Download or read book The Publishers Weekly written by and published by . This book was released on 1926 with total page 1036 pages. Available in PDF, EPUB and Kindle. Book excerpt:
Download or read book Merchants and Revolution written by Robert Brenner and published by Verso Books. This book was released on 2020-05-05 with total page 718 pages. Available in PDF, EPUB and Kindle. Book excerpt: Merchants and Revolution examines the activities of London's merchant community during the early Stuart period.

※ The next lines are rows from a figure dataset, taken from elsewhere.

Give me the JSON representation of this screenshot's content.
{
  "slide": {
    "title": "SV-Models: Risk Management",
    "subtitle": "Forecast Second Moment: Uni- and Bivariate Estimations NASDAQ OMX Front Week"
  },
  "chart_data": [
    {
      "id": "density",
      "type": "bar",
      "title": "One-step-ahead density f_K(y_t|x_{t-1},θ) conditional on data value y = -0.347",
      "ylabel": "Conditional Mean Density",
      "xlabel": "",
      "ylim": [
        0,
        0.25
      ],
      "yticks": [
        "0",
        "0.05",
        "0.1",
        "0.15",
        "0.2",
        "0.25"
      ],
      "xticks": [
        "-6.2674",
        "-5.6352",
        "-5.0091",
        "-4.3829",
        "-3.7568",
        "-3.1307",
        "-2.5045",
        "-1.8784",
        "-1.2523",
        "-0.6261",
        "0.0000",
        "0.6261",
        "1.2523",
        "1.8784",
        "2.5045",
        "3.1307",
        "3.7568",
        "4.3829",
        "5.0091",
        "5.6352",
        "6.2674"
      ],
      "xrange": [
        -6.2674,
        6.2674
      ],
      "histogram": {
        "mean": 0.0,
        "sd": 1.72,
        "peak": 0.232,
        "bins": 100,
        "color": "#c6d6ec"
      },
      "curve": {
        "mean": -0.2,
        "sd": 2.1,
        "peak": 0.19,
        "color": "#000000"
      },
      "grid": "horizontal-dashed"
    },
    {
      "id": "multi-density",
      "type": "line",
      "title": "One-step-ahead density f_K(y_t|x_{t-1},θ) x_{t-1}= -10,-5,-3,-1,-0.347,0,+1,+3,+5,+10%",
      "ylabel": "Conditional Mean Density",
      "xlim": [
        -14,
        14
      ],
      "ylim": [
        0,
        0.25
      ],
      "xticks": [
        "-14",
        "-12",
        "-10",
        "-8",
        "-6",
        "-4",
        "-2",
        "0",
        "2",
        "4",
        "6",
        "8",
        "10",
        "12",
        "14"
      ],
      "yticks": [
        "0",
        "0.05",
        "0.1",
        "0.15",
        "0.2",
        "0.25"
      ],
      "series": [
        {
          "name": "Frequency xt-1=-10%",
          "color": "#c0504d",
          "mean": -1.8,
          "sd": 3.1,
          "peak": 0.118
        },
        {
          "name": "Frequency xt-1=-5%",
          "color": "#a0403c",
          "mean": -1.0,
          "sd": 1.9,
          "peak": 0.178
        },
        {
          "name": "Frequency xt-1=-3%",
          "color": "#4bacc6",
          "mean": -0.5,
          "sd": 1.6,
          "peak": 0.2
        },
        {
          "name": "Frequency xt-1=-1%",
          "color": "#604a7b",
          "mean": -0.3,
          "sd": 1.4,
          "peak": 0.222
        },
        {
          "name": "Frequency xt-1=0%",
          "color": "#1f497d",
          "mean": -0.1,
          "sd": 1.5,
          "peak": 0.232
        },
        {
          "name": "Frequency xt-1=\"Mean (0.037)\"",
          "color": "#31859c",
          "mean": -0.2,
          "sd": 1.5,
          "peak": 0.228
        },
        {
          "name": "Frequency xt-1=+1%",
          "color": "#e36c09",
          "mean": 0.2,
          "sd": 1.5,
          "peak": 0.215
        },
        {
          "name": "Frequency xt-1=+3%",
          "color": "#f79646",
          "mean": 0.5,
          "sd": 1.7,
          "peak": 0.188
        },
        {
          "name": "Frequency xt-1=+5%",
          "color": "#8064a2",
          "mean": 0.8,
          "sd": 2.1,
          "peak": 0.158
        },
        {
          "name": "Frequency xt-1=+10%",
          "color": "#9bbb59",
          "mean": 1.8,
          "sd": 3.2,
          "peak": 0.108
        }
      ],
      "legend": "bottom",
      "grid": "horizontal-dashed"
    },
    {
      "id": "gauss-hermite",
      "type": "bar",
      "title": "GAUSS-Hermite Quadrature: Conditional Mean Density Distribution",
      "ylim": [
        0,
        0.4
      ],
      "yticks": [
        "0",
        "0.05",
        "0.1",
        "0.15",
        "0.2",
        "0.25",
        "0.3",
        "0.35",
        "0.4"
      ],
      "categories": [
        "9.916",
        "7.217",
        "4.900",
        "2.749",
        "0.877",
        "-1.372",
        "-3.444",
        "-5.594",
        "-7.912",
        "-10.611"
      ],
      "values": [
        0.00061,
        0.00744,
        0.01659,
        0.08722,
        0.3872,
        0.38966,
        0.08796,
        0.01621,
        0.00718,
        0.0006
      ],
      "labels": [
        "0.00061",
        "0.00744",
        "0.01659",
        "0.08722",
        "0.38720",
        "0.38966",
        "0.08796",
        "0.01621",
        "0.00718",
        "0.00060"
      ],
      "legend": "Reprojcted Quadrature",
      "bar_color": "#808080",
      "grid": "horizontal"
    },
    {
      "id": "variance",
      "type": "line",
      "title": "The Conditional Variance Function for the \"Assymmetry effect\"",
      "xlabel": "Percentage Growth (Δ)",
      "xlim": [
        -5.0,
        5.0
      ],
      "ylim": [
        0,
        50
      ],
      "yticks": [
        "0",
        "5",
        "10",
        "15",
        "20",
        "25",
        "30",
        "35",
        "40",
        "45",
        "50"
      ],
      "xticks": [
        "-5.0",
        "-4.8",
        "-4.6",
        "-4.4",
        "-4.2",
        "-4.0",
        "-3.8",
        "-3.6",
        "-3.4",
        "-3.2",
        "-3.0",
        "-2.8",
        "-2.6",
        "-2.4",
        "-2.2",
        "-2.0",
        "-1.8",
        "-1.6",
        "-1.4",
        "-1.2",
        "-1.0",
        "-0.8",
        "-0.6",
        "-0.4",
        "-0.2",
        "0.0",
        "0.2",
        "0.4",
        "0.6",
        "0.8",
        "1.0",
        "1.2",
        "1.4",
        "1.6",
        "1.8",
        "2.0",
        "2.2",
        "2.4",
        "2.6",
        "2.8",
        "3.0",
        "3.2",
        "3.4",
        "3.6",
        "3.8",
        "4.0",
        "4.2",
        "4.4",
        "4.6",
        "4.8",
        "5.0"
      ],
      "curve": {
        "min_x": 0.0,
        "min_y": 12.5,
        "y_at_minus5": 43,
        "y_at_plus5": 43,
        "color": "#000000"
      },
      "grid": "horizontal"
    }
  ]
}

Proposing a new understanding of long-term commercial change, Robert Brenner explains the factors behind the opening of long-distance commerce to the south and east, describing how the great City merchants wielded power to exploit emerging business opportunities, and he profiles the new colonial traders, who became the chief architects of the Commonwealth's dynamic commercial policy.
Download or read book Annual Report on Barbados written by Great Britain. Colonial Office and published by . This book was released on 1947 with total page 422 pages. Available in PDF, EPUB and Kindle. Book excerpt:
Download or read book St Lucia written by and published by . This book was released on 1949 with total page 630 pages. Available in PDF, EPUB and Kindle. Book excerpt:
Download or read book English Politics and the Origins of the First Empire 1625 1689 written by Robert McKinley Bliss and published by . This book was released on 1983 with total page 340 pages. Available in PDF, EPUB and Kindle. Book excerpt:
Download or read book History written by and published by . This book was released on 1927 with total page 430 pages. Available in PDF, EPUB and Kindle. Book excerpt:
Download or read book Financial and Commercial Policy Under the Cromwellian Protectorate written by Maurice Ashley and published by Routledge. This book was released on 2013-10-28 with total page 207 pages. Available in PDF, EPUB and Kindle. Book excerpt: First Published in 1972. A reprinting of the original volume on Financial and Commercial Policy Under the Cromwellian Protectorate from its first edition in 1934, this is includes an updated preface by the author addressing comments from the first editions and new studies and laws that have come to light.
Download or read book The Early English Caribbean 1570 1700 Vol 1 written by Carla Gardina Pestana and published by Routledge. This book was released on 2021-12-16 with total page 350 pages. Available in PDF, EPUB and Kindle. Book excerpt: This four-volume collection brings together rare pamphlets from the formative years of the English involvement in the Caribbean. Texts presented in the volumes cover the first impressions of the region, imperial rivalries between European traders and settlers and the experience of day-to-day life in the colonies. Volume 1: Conceptualizing the West Indies The texts in this volume chart the growth of English interest in the West Indies, as seen through the publications of the time. Beginning with the Spanish discovery and colonization there followed reports of Spanish cruelty. Gradually the English started to make incursions into the area and this new era of colonization is reflected in the sources. Later publications document the landscape of the islands, the native inhabitants and the other settlers who began to arrive.